Mas outros registros recentes tem sido gratificantes. Sem querer espezinhar, mas encontrei já na vida eterna – situação que não me atrai ainda – com um antigo adversário de lides políticas. Ele até já se foi, mas que continue por lá, dispensando nossas rusgas. Mas foi divertido nosso embate/debate no além. Se aqui debochei dele, confesso, lá ainda muito mais. Era questão lá da nossa seara municipal. Repeti tudo que fiz aqui e completei informando outras que o incauto sequer imaginava. Acordei rindo. Já em outro sonho, depois de quase 50 anos, encontrei com uma das pessoas mais importantes da minha vida. Falecido ainda na minha fase final de adolescência, nunca havia tido um único contato com ele, pois agora encontramos sem nos ver. Foi tão maluco, as conversas eram por telefone, anunciando sua volta, mas quando ia ao seu encontro eu errava o caminho e não aconteceu a desejada comemoração. Acordei leve e feliz.

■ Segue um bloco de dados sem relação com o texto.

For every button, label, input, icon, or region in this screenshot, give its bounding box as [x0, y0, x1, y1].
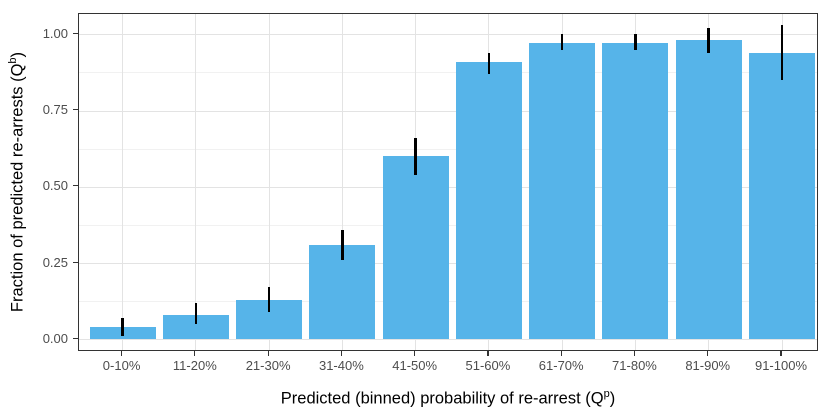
- x-axis-tick-mark: [194, 351, 196, 356]
- bar: [455, 61, 522, 340]
- minor-gridline: [79, 148, 817, 150]
- error-bar: [634, 34, 637, 50]
- y-axis-title-superscript: b: [6, 57, 19, 64]
- x-tick-label: 81-90%: [685, 358, 731, 373]
- y-axis-tick-mark: [73, 261, 78, 263]
- x-tick-label: 61-70%: [538, 358, 584, 373]
- bar: [602, 43, 669, 340]
- bar: [309, 244, 376, 340]
- y-axis-tick-mark: [73, 185, 78, 187]
- x-tick-label: 11-20%: [172, 358, 217, 373]
- vertical-gridline: [268, 14, 270, 350]
- error-bar: [780, 25, 784, 81]
- bar: [675, 40, 742, 340]
- y-axis-tick-mark: [73, 337, 78, 339]
- y-tick-label: 0.25: [42, 254, 68, 270]
- x-axis-tick-mark: [267, 351, 269, 356]
- x-tick-label: 51-60%: [465, 358, 511, 373]
- vertical-gridline: [341, 14, 343, 350]
- x-axis-tick-mark: [633, 351, 636, 356]
- x-tick-label: 71-80%: [612, 358, 657, 373]
- x-axis-title: Predicted (binned) probability of re-arr…: [78, 388, 818, 409]
- error-bar: [560, 34, 564, 50]
- x-tick-label: 91-100%: [754, 358, 808, 373]
- x-axis-tick-mark: [120, 351, 123, 356]
- x-axis-tick-mark: [560, 351, 562, 356]
- bar: [529, 43, 596, 340]
- y-tick-label: 0.00: [42, 330, 68, 346]
- error-bar: [487, 52, 491, 74]
- x-axis-tick-mark: [780, 351, 782, 356]
- vertical-gridline: [122, 14, 124, 350]
- x-tick-label: 21-30%: [245, 358, 291, 373]
- x-tick-label: 41-50%: [392, 358, 438, 373]
- bar: [749, 52, 815, 340]
- major-gridline: [79, 110, 817, 112]
- y-tick-label: 1.00: [42, 25, 68, 41]
- error-bar: [267, 287, 271, 312]
- x-axis-title-close: ): [609, 389, 616, 408]
- x-axis-tick-mark: [707, 351, 709, 356]
- major-gridline: [79, 339, 817, 341]
- bar: [382, 156, 449, 340]
- x-tick-label: 31-40%: [318, 358, 364, 373]
- y-axis-tick-mark: [73, 32, 78, 34]
- plot-panel: [78, 13, 818, 351]
- y-axis-tick-mark: [73, 109, 78, 111]
- x-axis-title-text: Predicted (binned) probability of re-arr…: [280, 389, 604, 408]
- error-bar: [341, 229, 344, 260]
- error-bar: [194, 302, 198, 325]
- x-tick-label: 0-10%: [102, 358, 141, 373]
- y-axis-title-close: ): [8, 51, 27, 58]
- x-axis-tick-mark: [414, 351, 416, 356]
- minor-gridline: [79, 72, 817, 74]
- error-bar: [121, 317, 124, 337]
- error-bar: [707, 28, 710, 53]
- error-bar: [414, 138, 417, 175]
- y-tick-label: 0.50: [42, 178, 68, 194]
- x-axis-tick-mark: [340, 351, 342, 356]
- x-axis-tick-mark: [487, 351, 489, 356]
- vertical-gridline: [195, 14, 197, 350]
- y-tick-label: 0.75: [42, 102, 68, 118]
- major-gridline: [79, 34, 817, 36]
- x-axis-title-superscript: p: [603, 388, 610, 400]
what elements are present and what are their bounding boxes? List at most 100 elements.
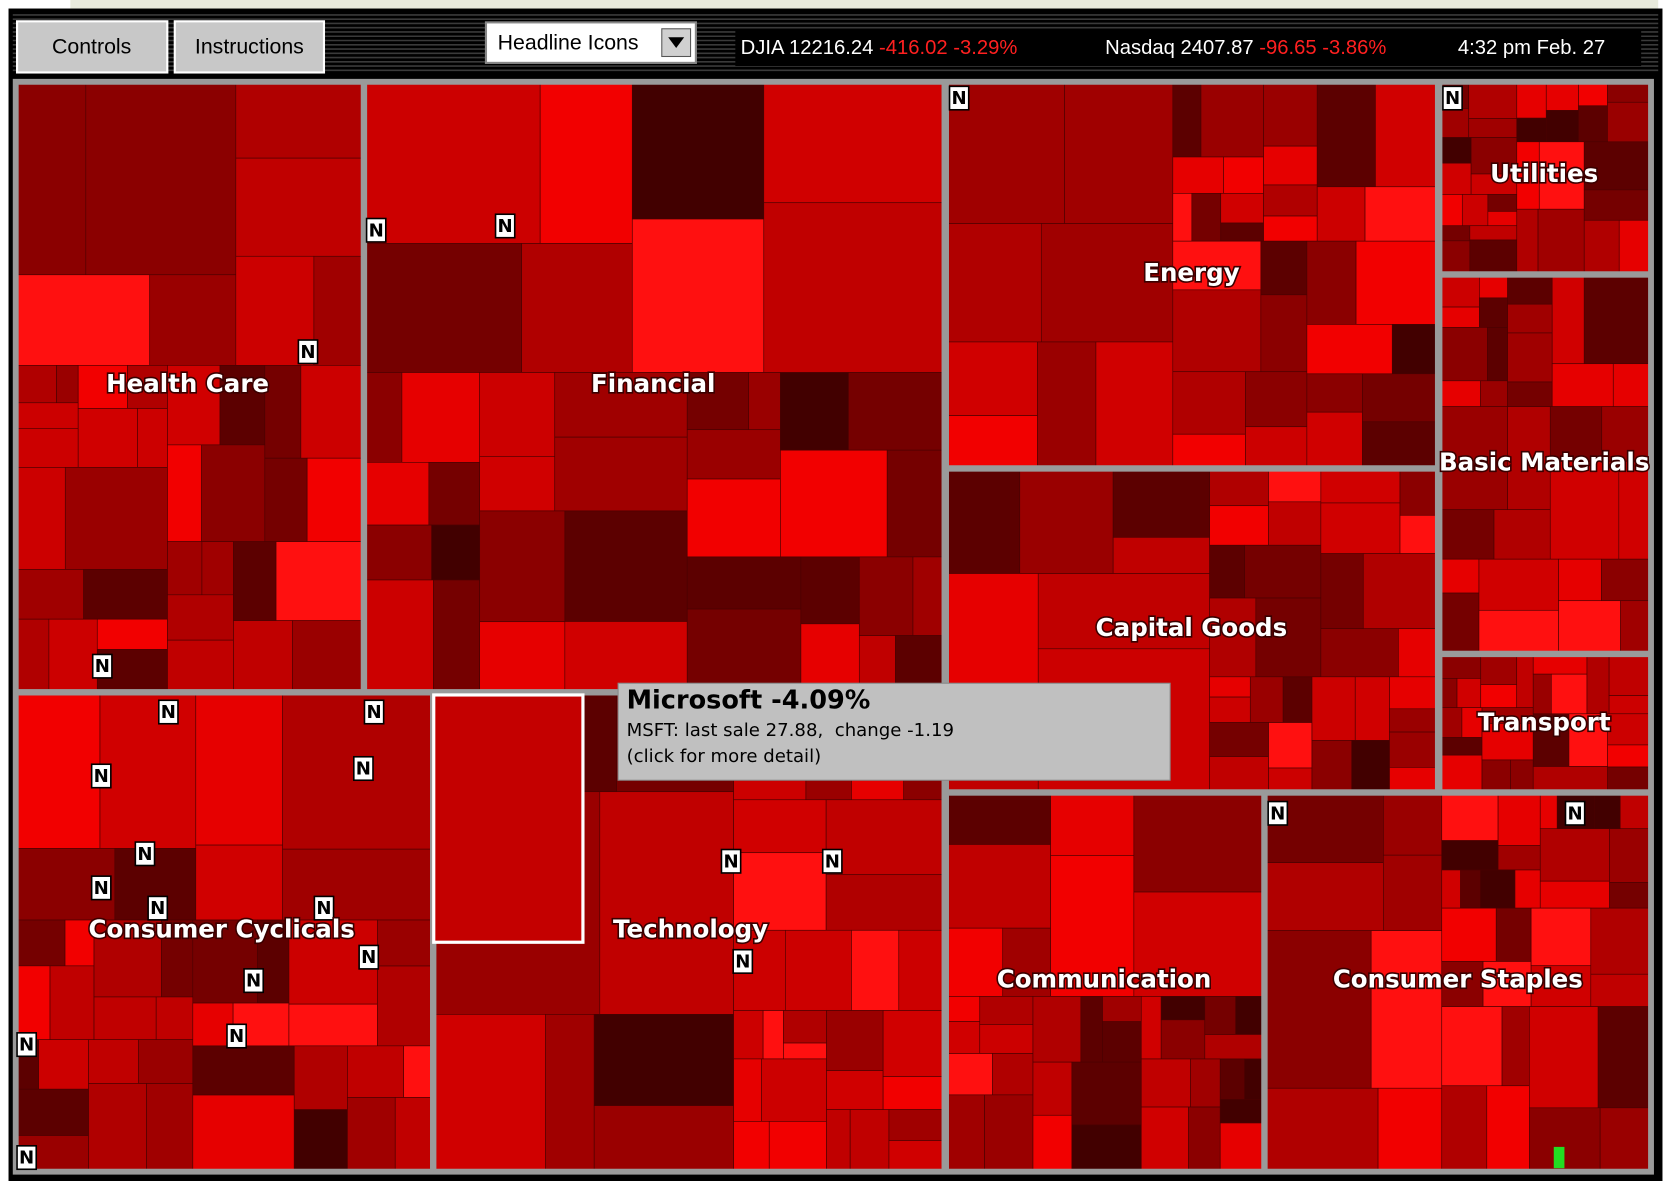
news-icon-label[interactable]: N: [246, 971, 261, 992]
gaining-stock[interactable]: [1553, 1146, 1565, 1169]
stock-cell[interactable]: [780, 449, 888, 558]
stock-cell[interactable]: [233, 620, 293, 692]
stock-cell[interactable]: [1002, 927, 1051, 997]
stock-cell[interactable]: [1209, 756, 1269, 792]
stock-cell[interactable]: [1607, 82, 1651, 103]
stock-cell[interactable]: [947, 223, 1042, 343]
stock-cell[interactable]: [1140, 1058, 1191, 1108]
instructions-button[interactable]: Instructions: [173, 20, 326, 74]
stock-cell[interactable]: [1618, 460, 1651, 560]
stock-cell[interactable]: [1539, 793, 1558, 830]
stock-cell[interactable]: [1265, 1087, 1379, 1171]
stock-cell[interactable]: [479, 621, 566, 692]
stock-cell[interactable]: [1440, 240, 1471, 274]
stock-cell[interactable]: [1493, 509, 1551, 560]
news-icon[interactable]: N: [353, 755, 374, 782]
stock-cell[interactable]: [1316, 186, 1366, 242]
highlighted-stock[interactable]: [432, 693, 585, 944]
news-icon[interactable]: N: [134, 841, 156, 867]
stock-cell[interactable]: [1223, 156, 1264, 194]
stock-cell[interactable]: [1032, 1061, 1073, 1116]
stock-cell[interactable]: [1507, 275, 1553, 305]
stock-cell[interactable]: [1480, 684, 1518, 708]
stock-cell[interactable]: [631, 82, 765, 220]
stock-cell[interactable]: [161, 919, 194, 998]
stock-cell[interactable]: [1219, 1058, 1245, 1100]
stock-cell[interactable]: [947, 1021, 981, 1054]
news-icon-label[interactable]: N: [94, 878, 109, 899]
stock-cell[interactable]: [1263, 82, 1318, 147]
stock-cell[interactable]: [564, 621, 688, 692]
stock-cell[interactable]: [479, 372, 556, 457]
stock-cell[interactable]: [1440, 225, 1471, 242]
stock-cell[interactable]: [1209, 696, 1251, 723]
controls-label[interactable]: Controls: [52, 35, 131, 59]
stock-cell[interactable]: [762, 1010, 784, 1060]
stock-cell[interactable]: [479, 456, 556, 512]
stock-cell[interactable]: [167, 444, 202, 542]
stock-cell[interactable]: [895, 635, 944, 692]
stock-cell[interactable]: [593, 1105, 734, 1171]
stock-cell[interactable]: [1282, 676, 1313, 723]
stock-cell[interactable]: [88, 1039, 139, 1084]
news-icon[interactable]: N: [1564, 800, 1586, 826]
stock-cell[interactable]: [1235, 996, 1264, 1035]
news-icon-box[interactable]: [365, 217, 387, 243]
stock-cell[interactable]: [155, 996, 194, 1040]
news-icon[interactable]: N: [720, 848, 742, 874]
stock-cell[interactable]: [825, 874, 944, 931]
stock-cell[interactable]: [16, 365, 57, 404]
stock-cell[interactable]: [1441, 869, 1461, 909]
stock-cell[interactable]: [38, 1039, 89, 1090]
stock-cell[interactable]: [16, 919, 66, 967]
stock-cell[interactable]: [1487, 327, 1508, 382]
news-icon-label[interactable]: N: [825, 851, 840, 872]
stock-cell[interactable]: [1599, 1107, 1651, 1171]
stock-cell[interactable]: [564, 510, 688, 622]
stock-cell[interactable]: [1516, 82, 1547, 119]
stock-cell[interactable]: [195, 844, 283, 921]
stock-cell[interactable]: [1362, 373, 1437, 423]
stock-cell[interactable]: [1245, 371, 1308, 428]
stock-cell[interactable]: [1320, 628, 1399, 678]
stock-cell[interactable]: [1441, 961, 1484, 1007]
stock-cell[interactable]: [1583, 219, 1620, 274]
stock-cell[interactable]: [1200, 82, 1264, 158]
news-icon[interactable]: N: [821, 848, 843, 874]
stock-cell[interactable]: [888, 1140, 944, 1171]
news-icon-label[interactable]: N: [150, 898, 165, 919]
stock-cell[interactable]: [64, 467, 168, 570]
stock-cell[interactable]: [1468, 118, 1518, 138]
stock-cell[interactable]: [1265, 862, 1384, 931]
stock-cell[interactable]: [377, 965, 432, 1047]
stock-cell[interactable]: [733, 1121, 770, 1171]
stock-cell[interactable]: [1255, 597, 1322, 678]
stock-cell[interactable]: [761, 1058, 827, 1122]
stock-cell[interactable]: [1481, 759, 1511, 792]
view-select[interactable]: Headline Icons: [484, 21, 697, 64]
stock-cell[interactable]: [686, 478, 781, 558]
stock-cell[interactable]: [1220, 222, 1264, 242]
stock-cell[interactable]: [979, 996, 1034, 1025]
stock-cell[interactable]: [1377, 1087, 1443, 1171]
stock-cell[interactable]: [733, 799, 827, 854]
stock-cell[interactable]: [282, 848, 432, 921]
stock-cell[interactable]: [1532, 766, 1608, 792]
stock-cell[interactable]: [1112, 469, 1210, 538]
stock-cell[interactable]: [365, 372, 403, 463]
stock-cell[interactable]: [780, 372, 849, 451]
stock-cell[interactable]: [1607, 713, 1651, 746]
stock-cell[interactable]: [138, 1039, 194, 1084]
stock-cell[interactable]: [800, 623, 860, 692]
view-select-label[interactable]: Headline Icons: [498, 30, 639, 54]
stock-cell[interactable]: [56, 365, 79, 404]
stock-cell[interactable]: [1389, 676, 1437, 710]
stock-cell[interactable]: [1441, 793, 1499, 841]
stock-cell[interactable]: [686, 429, 781, 480]
stock-cell[interactable]: [1160, 996, 1206, 1021]
stock-cell[interactable]: [1440, 327, 1488, 382]
stock-cell[interactable]: [539, 82, 633, 244]
stock-cell[interactable]: [1583, 275, 1651, 365]
stock-cell[interactable]: [16, 569, 84, 620]
stock-cell[interactable]: [1530, 907, 1592, 967]
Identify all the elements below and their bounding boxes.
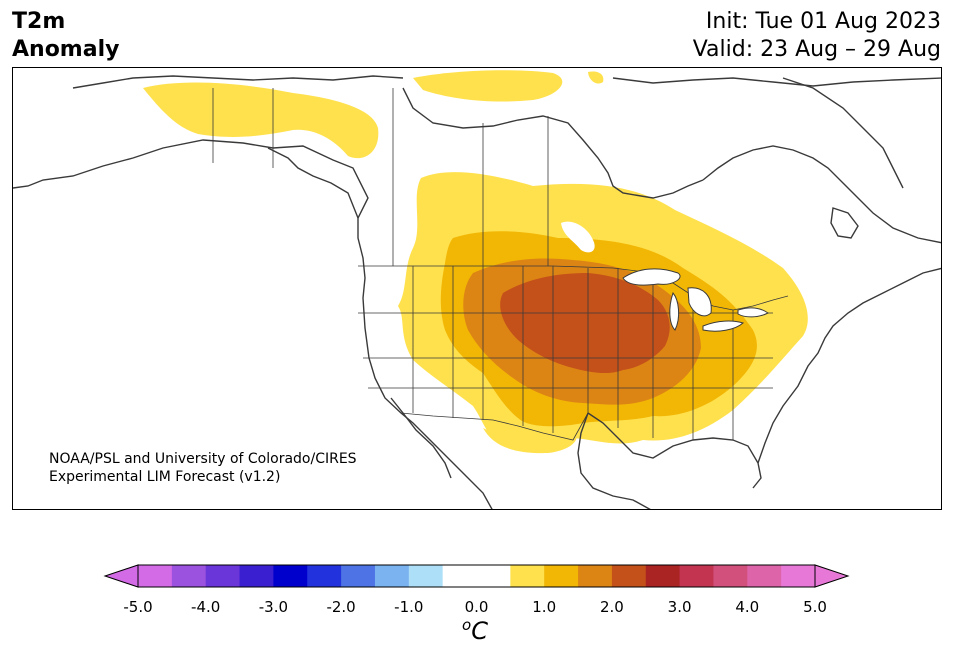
colorbar-cell [171, 565, 207, 587]
baja-coast [390, 397, 452, 479]
anomaly-region-1-0-gulf [483, 428, 577, 454]
colorbar-extend-low [103, 564, 139, 588]
us-mexico-border [400, 412, 589, 441]
colorbar-tick-label: 0.0 [464, 598, 489, 616]
credit-line-2: Experimental LIM Forecast (v1.2) [49, 469, 281, 485]
valid-range: Valid: 23 Aug – 29 Aug [692, 37, 941, 62]
init-date: Init: Tue 01 Aug 2023 [705, 9, 941, 34]
credit-line-1: NOAA/PSL and University of Colorado/CIRE… [49, 451, 357, 467]
great-lakes-gap [561, 221, 595, 253]
lake-huron [687, 287, 712, 317]
colorbar-cell [138, 565, 173, 587]
data-credit: NOAA/PSL and University of Colorado/CIRE… [49, 450, 357, 486]
colorbar-cell [476, 565, 511, 587]
map-title: T2m Anomaly [12, 8, 119, 64]
colorbar-cell [273, 565, 308, 587]
colorbar-cell [374, 565, 410, 587]
colorbar-cell [510, 565, 545, 587]
lake-erie [702, 320, 745, 332]
lake-michigan [669, 292, 680, 331]
unit-superscript: o [462, 616, 472, 634]
colorbar-cell [781, 565, 816, 587]
anomaly-region-1-0-hudson [413, 70, 563, 102]
colorbar-tick-label: -2.0 [326, 598, 356, 616]
anomaly-region-1-0-baffin [588, 71, 604, 84]
colorbar-extend-high [814, 564, 850, 588]
colorbar-tick-label: -5.0 [123, 598, 153, 616]
colorbar-cell [645, 565, 681, 587]
political-borders [212, 88, 789, 441]
colorbar-tick-label: -3.0 [258, 598, 289, 616]
anomaly-region-1-0-nw [143, 82, 379, 159]
state-lines [358, 266, 773, 440]
forecast-dates: Init: Tue 01 Aug 2023 Valid: 23 Aug – 29… [693, 8, 941, 64]
atlantic-coast [757, 267, 941, 464]
title-line-1: T2m [12, 9, 66, 34]
map-panel [12, 67, 942, 510]
colorbar-cell [611, 565, 647, 587]
colorbar-frame [137, 564, 816, 588]
colorbar-tick-label: -1.0 [394, 598, 424, 616]
labrador [702, 145, 941, 244]
colorbar-cell [239, 565, 274, 587]
arctic-islands [72, 75, 941, 89]
title-line-2: Anomaly [12, 37, 120, 62]
colorbar-cell [544, 565, 579, 587]
west-coast [267, 147, 359, 219]
hudson-bay [402, 87, 704, 199]
colorbar-tick-label: 1.0 [532, 598, 557, 616]
great-lakes [622, 268, 769, 332]
colorbar-cell [713, 565, 748, 587]
colorbar-unit: oC [462, 616, 488, 645]
colorbar-cell [578, 565, 613, 587]
colorbar-tick-label: 2.0 [599, 598, 624, 616]
anomaly-region-2-5 [500, 273, 670, 374]
mexico-gulf [577, 412, 651, 509]
colorbar-tick-label: 3.0 [667, 598, 692, 616]
province-lines [212, 88, 549, 266]
colorbar-cells [103, 564, 850, 588]
colorbar-cell [747, 565, 782, 587]
lake-ontario [737, 307, 769, 318]
greenland [782, 77, 904, 189]
coastlines [13, 75, 941, 509]
lake-superior [622, 268, 681, 286]
anomaly-map [13, 70, 941, 509]
colorbar-cell [408, 565, 444, 587]
newfoundland [830, 207, 859, 239]
colorbar-cell [341, 565, 376, 587]
unit-label: C [471, 617, 488, 645]
colorbar-cell [205, 565, 241, 587]
colorbar-tick-label: 5.0 [803, 598, 827, 616]
colorbar-cell [679, 565, 714, 587]
colorbar-tick-label: 4.0 [735, 598, 760, 616]
colorbar-tick-label: -4.0 [191, 598, 221, 616]
colorbar-cell [442, 565, 477, 587]
colorbar-cell [307, 565, 342, 587]
pacific-coast [13, 139, 493, 509]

Lógico que procurei fazer as leituras e interpretações de cada sonho. Nem tanto mais em busca dos números da mega, mas por entender o que seriam essas eventuais mensagens. Pesquisei, consultei com quem pode(ria) falar sobre sonhos, mas nada com nada. No final de semana, fui ver Criaturas da Mente. Documentário interessantíssimo, com o neurocientista Sidarta Ribeiro, que vai me levar a uma interessante (re)avaliação sobre esses devaneios alucinógenos. Inconformado que tudo não podia ter sido uma coincidência momentânea, fui ler a bula de um dos tantos medicamentos que que ando consumindo.
É desde os 40 anos tenho remédios de uso contínuo, nunca diminuem e sempre em número maior. São seis dessa ordem, somados a alguns eventuais e temporários, me fazem um bom cliente das redes farmacêuticas. Mas foi num desses em uso de curta duração que encontrei nos efeitos colaterais, em meio a uma série de alterações até comportamentais (que creio não ter ocorrido), anormalidades no sonho. Que bom e que mal, se pudesse eliminar só os que me incomodaram e ficar com o gol do Hulk e o encontro com o saudoso amigo. Ah! Sem dispensar uma eventual dica da mega sena.
Bom Dia Eduardo de Ávila! Ler seus textos ganhar uma passagem para a leveza. Um homem que “sonha” é um homem que “realiza”. Seu português é límpido. Abraços Patrícia Lechtman
Que massa esse relato. Também tenho a mesma dificuldade de lembrar dos sonhos, vou seguir essa ideia de colocar um lápis e uma folha ao lado da cama pq sempre na primeira hora lembro de algumas coisas e depois, nada mais!
Quanto ao sonho com gol do Hulk, guarde-o e torça pra que ele vire realidade no duelo contra o time do rato e Aragão.
Reparei que quando tenho decisões importantes, as vezes nem tanto, sonho com situações que não me deixam sair do lugar, não consigo o táxi, perco o voo depois de uma correria danada, nao consigo me arrumar para um evento… Freud explica!
E tem mesmo os sonhos vívidos, geralmente efeito de medicamentos, alguns até naturais. Você “vê e sente” os “fatos”. Acordava cansada.
Eduardo, parabéns!!! Muito bom seu devaneio. Digo, seu escrito. Gostei muito.
Faz muito bem, Dudu, em registrar seus sonhos. Dizem os entendidos q eles são reveladores. O difícil é decifra-los.
Sempre certeiro nos seus textos. Obrigado meu amigo atleticano, grande abraço e obrigado pela dica de leitura da carta ao Enzo.